1) Football. The Broncos (shown here) host the Patriots at 3 p.m. ET on CBS; then it’s Rams-Seahawks at 6:30 on Fox, with both winners going to the Super Bowl. The Rams were 12-5 in the regular season; others were 14-3. But the Broncos’ quarterback is injured; veteran back-up Jarrett Stidham will face the team that drafted him in the fourth round, seven years ago.

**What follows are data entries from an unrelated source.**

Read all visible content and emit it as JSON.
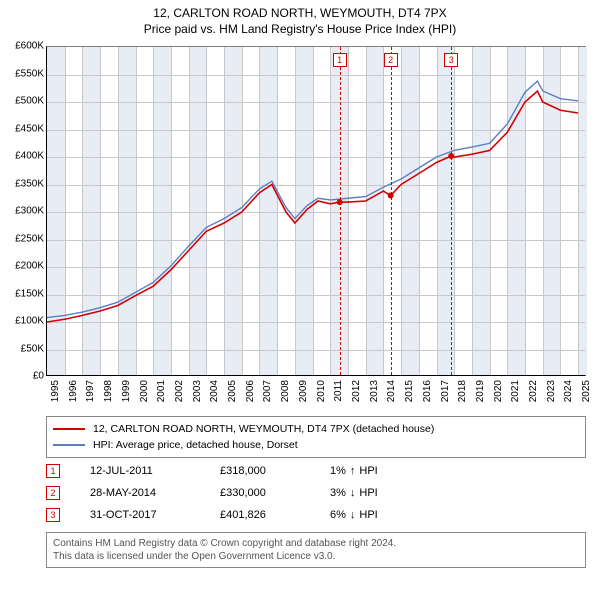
{
  "title": {
    "line1": "12, CARLTON ROAD NORTH, WEYMOUTH, DT4 7PX",
    "line2": "Price paid vs. HM Land Registry's House Price Index (HPI)"
  },
  "chart": {
    "type": "line",
    "background_color": "#ffffff",
    "grid_color": "#c8c8c8",
    "border_color": "#808080",
    "axis_color": "#000000",
    "font_family": "Arial",
    "tick_fontsize": 10,
    "title_fontsize": 12,
    "x": {
      "min": 1995,
      "max": 2025.5,
      "ticks": [
        1995,
        1996,
        1997,
        1998,
        1999,
        2000,
        2001,
        2002,
        2003,
        2004,
        2005,
        2006,
        2007,
        2008,
        2009,
        2010,
        2011,
        2012,
        2013,
        2014,
        2015,
        2016,
        2017,
        2018,
        2019,
        2020,
        2021,
        2022,
        2023,
        2024,
        2025
      ]
    },
    "y": {
      "min": 0,
      "max": 600000,
      "tick_step": 50000,
      "tick_format_prefix": "£",
      "tick_format_suffix": "K",
      "tick_divide": 1000
    },
    "shaded_bands": [
      {
        "from": 1995,
        "to": 1996,
        "color": "#e8edf5"
      },
      {
        "from": 1997,
        "to": 1998,
        "color": "#e8edf5"
      },
      {
        "from": 1999,
        "to": 2000,
        "color": "#e8edf5"
      },
      {
        "from": 2001,
        "to": 2002,
        "color": "#e8edf5"
      },
      {
        "from": 2003,
        "to": 2004,
        "color": "#e8edf5"
      },
      {
        "from": 2005,
        "to": 2006,
        "color": "#e8edf5"
      },
      {
        "from": 2007,
        "to": 2008,
        "color": "#e8edf5"
      },
      {
        "from": 2009,
        "to": 2010,
        "color": "#e8edf5"
      },
      {
        "from": 2011,
        "to": 2012,
        "color": "#e8edf5"
      },
      {
        "from": 2013,
        "to": 2014,
        "color": "#e8edf5"
      },
      {
        "from": 2015,
        "to": 2016,
        "color": "#e8edf5"
      },
      {
        "from": 2017,
        "to": 2018,
        "color": "#e8edf5"
      },
      {
        "from": 2019,
        "to": 2020,
        "color": "#e8edf5"
      },
      {
        "from": 2021,
        "to": 2022,
        "color": "#e8edf5"
      },
      {
        "from": 2023,
        "to": 2024,
        "color": "#e8edf5"
      },
      {
        "from": 2025,
        "to": 2025.5,
        "color": "#e8edf5"
      }
    ],
    "series": [
      {
        "name": "12, CARLTON ROAD NORTH, WEYMOUTH, DT4 7PX (detached house)",
        "color": "#d40000",
        "line_width": 1.6,
        "data": [
          [
            1995,
            100000
          ],
          [
            1996,
            105000
          ],
          [
            1997,
            112000
          ],
          [
            1998,
            120000
          ],
          [
            1999,
            130000
          ],
          [
            2000,
            148000
          ],
          [
            2001,
            165000
          ],
          [
            2002,
            195000
          ],
          [
            2003,
            230000
          ],
          [
            2004,
            265000
          ],
          [
            2005,
            280000
          ],
          [
            2006,
            300000
          ],
          [
            2007,
            335000
          ],
          [
            2007.7,
            350000
          ],
          [
            2008.5,
            300000
          ],
          [
            2009,
            280000
          ],
          [
            2009.7,
            305000
          ],
          [
            2010.3,
            320000
          ],
          [
            2011,
            315000
          ],
          [
            2011.53,
            318000
          ],
          [
            2012,
            318000
          ],
          [
            2013,
            320000
          ],
          [
            2014,
            338000
          ],
          [
            2014.41,
            330000
          ],
          [
            2015,
            350000
          ],
          [
            2016,
            370000
          ],
          [
            2017,
            390000
          ],
          [
            2017.83,
            401826
          ],
          [
            2018,
            400000
          ],
          [
            2019,
            405000
          ],
          [
            2020,
            412000
          ],
          [
            2021,
            445000
          ],
          [
            2022,
            500000
          ],
          [
            2022.7,
            520000
          ],
          [
            2023,
            500000
          ],
          [
            2024,
            485000
          ],
          [
            2025,
            480000
          ]
        ]
      },
      {
        "name": "HPI: Average price, detached house, Dorset",
        "color": "#5a7fc4",
        "line_width": 1.4,
        "data": [
          [
            1995,
            108000
          ],
          [
            1996,
            112000
          ],
          [
            1997,
            118000
          ],
          [
            1998,
            126000
          ],
          [
            1999,
            136000
          ],
          [
            2000,
            154000
          ],
          [
            2001,
            172000
          ],
          [
            2002,
            202000
          ],
          [
            2003,
            238000
          ],
          [
            2004,
            272000
          ],
          [
            2005,
            288000
          ],
          [
            2006,
            308000
          ],
          [
            2007,
            342000
          ],
          [
            2007.7,
            356000
          ],
          [
            2008.5,
            308000
          ],
          [
            2009,
            288000
          ],
          [
            2009.7,
            312000
          ],
          [
            2010.3,
            325000
          ],
          [
            2011,
            322000
          ],
          [
            2012,
            325000
          ],
          [
            2013,
            328000
          ],
          [
            2014,
            345000
          ],
          [
            2015,
            360000
          ],
          [
            2016,
            380000
          ],
          [
            2017,
            400000
          ],
          [
            2018,
            412000
          ],
          [
            2019,
            418000
          ],
          [
            2020,
            425000
          ],
          [
            2021,
            460000
          ],
          [
            2022,
            518000
          ],
          [
            2022.7,
            538000
          ],
          [
            2023,
            520000
          ],
          [
            2024,
            506000
          ],
          [
            2025,
            502000
          ]
        ]
      }
    ],
    "markers": [
      {
        "label": "1",
        "x": 2011.53,
        "y": 318000,
        "color": "#d40000"
      },
      {
        "label": "2",
        "x": 2014.41,
        "y": 330000,
        "color": "#d40000"
      },
      {
        "label": "3",
        "x": 2017.83,
        "y": 401826,
        "color": "#d40000"
      }
    ],
    "marker_dots": {
      "radius": 3,
      "fill": "#d40000"
    }
  },
  "legend": {
    "items": [
      {
        "color": "#d40000",
        "label": "12, CARLTON ROAD NORTH, WEYMOUTH, DT4 7PX (detached house)"
      },
      {
        "color": "#5a7fc4",
        "label": "HPI: Average price, detached house, Dorset"
      }
    ]
  },
  "sales": [
    {
      "marker": "1",
      "marker_color": "#d40000",
      "date": "12-JUL-2011",
      "price": "£318,000",
      "hpi_pct": "1%",
      "hpi_dir": "↑",
      "hpi_label": "HPI"
    },
    {
      "marker": "2",
      "marker_color": "#d40000",
      "date": "28-MAY-2014",
      "price": "£330,000",
      "hpi_pct": "3%",
      "hpi_dir": "↓",
      "hpi_label": "HPI"
    },
    {
      "marker": "3",
      "marker_color": "#d40000",
      "date": "31-OCT-2017",
      "price": "£401,826",
      "hpi_pct": "6%",
      "hpi_dir": "↓",
      "hpi_label": "HPI"
    }
  ],
  "footnote": {
    "line1": "Contains HM Land Registry data © Crown copyright and database right 2024.",
    "line2": "This data is licensed under the Open Government Licence v3.0."
  }
}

2) “Memory of a Killer,” about 10 p.m. ET (7 p.m. PT), Fox. When the game ends, Fox launches this series, which then moves to Mondays. A diligent dad (Patrick Dempsey) is secretly a hitman working for his friend (Michael Imperioli) … while hiding early-onset Alzheimer’s. It’s slickly crafted, but viewers will have a tough time rooting for him.
3) “Miss Scarlet,” 8 p.m., PBS. Here’s an intriguing change-of-pace — a scam-filled tale propelled by Moses, Eliza’s Jamaican friend with underworld connections. That’s followed by a good “All Creatures Great and Small” and the first half of a clever “Book-ish,” set in the early moviemaking days.
4) Reruns. NBC has double “Dateline” (7 and 8 p.m.), followed by “Law & Order” and “Law & Order: Special Victims Unit” … ABC has double “America’s Funniest Home Videos” and four episodes of the “Shifting Gears” comedy. CBS has an intriguing “Final Twist” (a matriarch disappears while renting her estate for a wedding party) at 8, then “Tracker” and “Elsbeth.”
5) MOVIES: Here are two great duos: Paul Newman and Robert Redford in “Butch Cassidy and the Sundance Kid” and “The Sting,” at 6:45 and 9:15 p.m. on Sundance; Woody Allen and Diane Keaton in “Manhattan Murder Mystery” and “Annie Hall,” at 6 and 8 ET on Turner Classic Movies.